Associação Cultural Amigos do Porto
Poucas cidades terão um tão grande conjunto de estudiosos como o Porto. Poucas suscitarão um bairrismo tão intenso, por vezes tido mesmo por irracional. Múltiplos serão os fatores que condicionam esta atração. Tentaremos neste despretensioso depoimento especular sobre alguns, numa sequência sem intenção valorativa.
A antiguidade histórica.
O povoado do Morro da Sé, ou da Pena Ventosa*, corresponde a um lugar chamado Cale que foi tomado no ano 74 a.C. Este topónimo está na origem da palavra Galiza (de Calécia) e daí houve o nome de Portugal (Portus Cale). O primeiro milénio vai decorrer com este porto estratégico submetido a vário “invasores” – romanos, suevos, visigodos, mouros e cristãos – até chegar o Condado Portucalense fundado por Vímara Peres* (século IX) e confiado a Henrique, filho do duque de Borgonha, em 1096, e depois o reino (2). Pelo meio ficaram batalhas que estarão para sempre nos livros de História e nas ruas da cidade: S. Mamede* (1128), Cerneja* (1135), Ourique* (1139), Valdevez* (1140). Um reino cuja capital não é o Porto mas cujo condado fundador aqui se fez.
A identidade.
Resultante da fixidez dos seus atuais limites, que são naturais (um rio caudaloso) e artificiais (uma estrada transformada em fronteira a circunvalar), a cidade foi alargando e ultrapassando as muralhas dos primórdios até se constituir numa unidade cercada. O sentimento de pertença que perdura nos tripeiros terá, aliás, saído reforçado pelo Cerco do Porto* (3), em 1832-33, quando das lutas entre liberais e absolutistas.
Para a consagração dessa noção de grupo coeso, com vontade inabalável, a “antiga, mui nobre, sempre leal e invicta cidade” conta com vários casos de rebeliões populares demonstrativos do sacrifício das próprias vidas.
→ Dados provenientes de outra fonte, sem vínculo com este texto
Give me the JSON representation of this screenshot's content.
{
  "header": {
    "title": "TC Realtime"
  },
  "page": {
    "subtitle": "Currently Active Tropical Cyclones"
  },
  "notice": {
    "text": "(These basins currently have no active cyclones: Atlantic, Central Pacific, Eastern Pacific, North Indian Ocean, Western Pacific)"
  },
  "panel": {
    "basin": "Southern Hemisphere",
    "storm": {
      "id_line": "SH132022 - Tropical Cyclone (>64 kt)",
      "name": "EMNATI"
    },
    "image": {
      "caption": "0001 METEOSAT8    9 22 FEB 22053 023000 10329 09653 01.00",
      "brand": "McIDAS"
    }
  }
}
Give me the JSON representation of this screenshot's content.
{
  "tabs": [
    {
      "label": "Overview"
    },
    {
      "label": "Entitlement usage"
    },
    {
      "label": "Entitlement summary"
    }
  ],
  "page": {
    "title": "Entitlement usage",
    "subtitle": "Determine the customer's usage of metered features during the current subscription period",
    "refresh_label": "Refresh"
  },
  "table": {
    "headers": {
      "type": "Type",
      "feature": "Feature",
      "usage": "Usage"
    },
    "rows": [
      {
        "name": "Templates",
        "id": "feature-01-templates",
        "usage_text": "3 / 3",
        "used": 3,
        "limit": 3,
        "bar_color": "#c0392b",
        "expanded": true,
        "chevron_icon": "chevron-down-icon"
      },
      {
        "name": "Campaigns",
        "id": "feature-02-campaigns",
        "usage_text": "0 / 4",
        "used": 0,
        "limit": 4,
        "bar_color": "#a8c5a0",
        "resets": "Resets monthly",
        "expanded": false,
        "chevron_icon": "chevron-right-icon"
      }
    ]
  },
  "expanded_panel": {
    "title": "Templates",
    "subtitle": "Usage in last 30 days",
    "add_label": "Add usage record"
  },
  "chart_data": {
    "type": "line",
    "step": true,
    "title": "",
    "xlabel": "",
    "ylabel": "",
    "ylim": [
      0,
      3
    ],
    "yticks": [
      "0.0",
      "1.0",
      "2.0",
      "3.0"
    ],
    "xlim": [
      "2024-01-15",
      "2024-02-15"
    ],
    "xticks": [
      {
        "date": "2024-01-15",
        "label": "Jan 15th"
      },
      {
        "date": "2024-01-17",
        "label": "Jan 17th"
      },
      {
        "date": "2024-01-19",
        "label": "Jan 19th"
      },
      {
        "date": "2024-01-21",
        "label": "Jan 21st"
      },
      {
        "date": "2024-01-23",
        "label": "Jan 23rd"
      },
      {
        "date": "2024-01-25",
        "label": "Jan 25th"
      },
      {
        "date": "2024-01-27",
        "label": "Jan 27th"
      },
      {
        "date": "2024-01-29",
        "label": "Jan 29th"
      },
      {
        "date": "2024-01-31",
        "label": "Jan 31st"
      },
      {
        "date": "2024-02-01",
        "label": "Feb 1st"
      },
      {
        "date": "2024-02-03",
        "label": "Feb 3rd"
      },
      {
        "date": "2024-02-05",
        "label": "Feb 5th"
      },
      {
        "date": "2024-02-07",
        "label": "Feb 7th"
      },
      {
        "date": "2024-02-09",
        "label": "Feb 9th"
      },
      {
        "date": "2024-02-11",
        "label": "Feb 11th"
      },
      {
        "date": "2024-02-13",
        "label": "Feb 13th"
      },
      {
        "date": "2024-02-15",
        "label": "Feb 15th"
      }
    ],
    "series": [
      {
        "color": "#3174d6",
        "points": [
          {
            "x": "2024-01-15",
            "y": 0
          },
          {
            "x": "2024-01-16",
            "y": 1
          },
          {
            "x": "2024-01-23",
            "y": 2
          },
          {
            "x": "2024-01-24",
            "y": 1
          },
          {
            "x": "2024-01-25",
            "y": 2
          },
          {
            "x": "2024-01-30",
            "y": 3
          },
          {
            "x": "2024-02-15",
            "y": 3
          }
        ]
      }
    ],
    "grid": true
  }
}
São exemplos: o cais dos Insurretos (ou Cais das Pedras*) onde se levantaram, em 1598, os tripulantes dos barcos da Confraria das Almas do Corpo Santo de Massarelos* contrários à participação na Armada Invencível; o motim da Companhia, que vitimou os Mártires da Pátria*, em 1757, rebelados contra as ordens do governo pombalino, como relatou Arnaldo Gama* no romance histórico Um Motim há Cem Anos; os Mártires da Liberdade*, executados pelo regime miguelista em 1829, que têm o seu nome gravado no pedestal da estátua de D. Pedro IV*.
O centralismo.
A
rivalidade com a capital do país, onde impera a tradição centralista
(administrativa, política, financeira, etc.), pode explicar um linguajar que
tende para o exagero mas funciona como aglutinador pelo acumular de queixumes e
de frustrações.
O
Vinho de Porto.
A
par das variadas caraterísticas sociológicas das gentes desta terra, o burgo
reteve um perfil globalmente ligado ao comércio e acentuando os privilégios dos
burgueses, desde o reinado de D. Afonso IV (1339) até ao de D. Manuel I (1509),
com a interdição de os nobres se aposentarem dentro de muros (4). O Porto, cidade do
comércio, tem a sua marca de ouro no sucesso do Vinho do Porto, resultado das
suas especiais qualidades e da predominância da comunidade inglesa local no que
diz respeito à condução de negócios (5).
Foi um mercador do Porto chamado Afonso Martins Alho*
que assinou, em nome de D. Afonso IV, em 1353, um primeiro acordo comercial com
os ingleses (6),
é o marquês de Pombal*
quem institucionalizará a Companhia* Geral
de Agricultura e Vinhas do Alto Douro, em 1756, e será o inglês barão de
Forrester* (1809-1861) quem
mais contribuirá para a sublimação do Douro vinhateiro (7),
mas outros nomes ligados ao Vinho do Porto ficaram registados para memória
futura e confirmando a importância da bebida nas relações sociais, nacional e
internacionalmente: Adriano de Paiva*,
António Cálem*, Henrique David*, John Whitehead*,
Jorge Viterbo Ferreira*, Miguel
de Sousa Guedes*.
O
clubismo.
O
futebol arrasta, desde o século XX, multidões. Os êxitos
desportivos dos clubes portuenses, em especial do Futebol Clube do Porto*, serão talvez um dos grandes
promotores da sua saudável prática mas são, mais do que tudo, o grande cimento
que faz gritar tumultuosamente adeptos unidos em alegrias comuns. Serem Campeões
Europeus* por duas vezes faz com
que “ser portista” se tornasse sinónimo de ser portuense na alma.
A
tradição.
A
presença continuada da Igreja Católica – com uma sucessão ininterrupta de
bispos, desde D. Hugo* (1114-36),
D. João Peculiar* (1136-38) e D.
Pedro Pitões* (1145-52),
coevos de D. Afonso Henriques*,
até ao cardeal D. Américo* (1871-99),
D. António Barroso* (1899-1918),
D. António Meireles* (1929-42) e
D. António Ferreira Gomes* (1952-82), para
referir apenas os que mereceram ficar gravados em placas toponímicas – também
pode ajudar a explicar a persistência, ao longo dos tempos, de rituais
religiosos, bem como de festas populares, particularmente as dedicadas a S.
João*. Falta, é certo,
responder à pergunta de Germano Silva sobre os motivos que terão levado os
portuenses a festejar tão animadamente um “personagem tão austero” e a fazer
dele “um santo galhofeiro, pimpão, amorudo e, até, brejeiro” (8).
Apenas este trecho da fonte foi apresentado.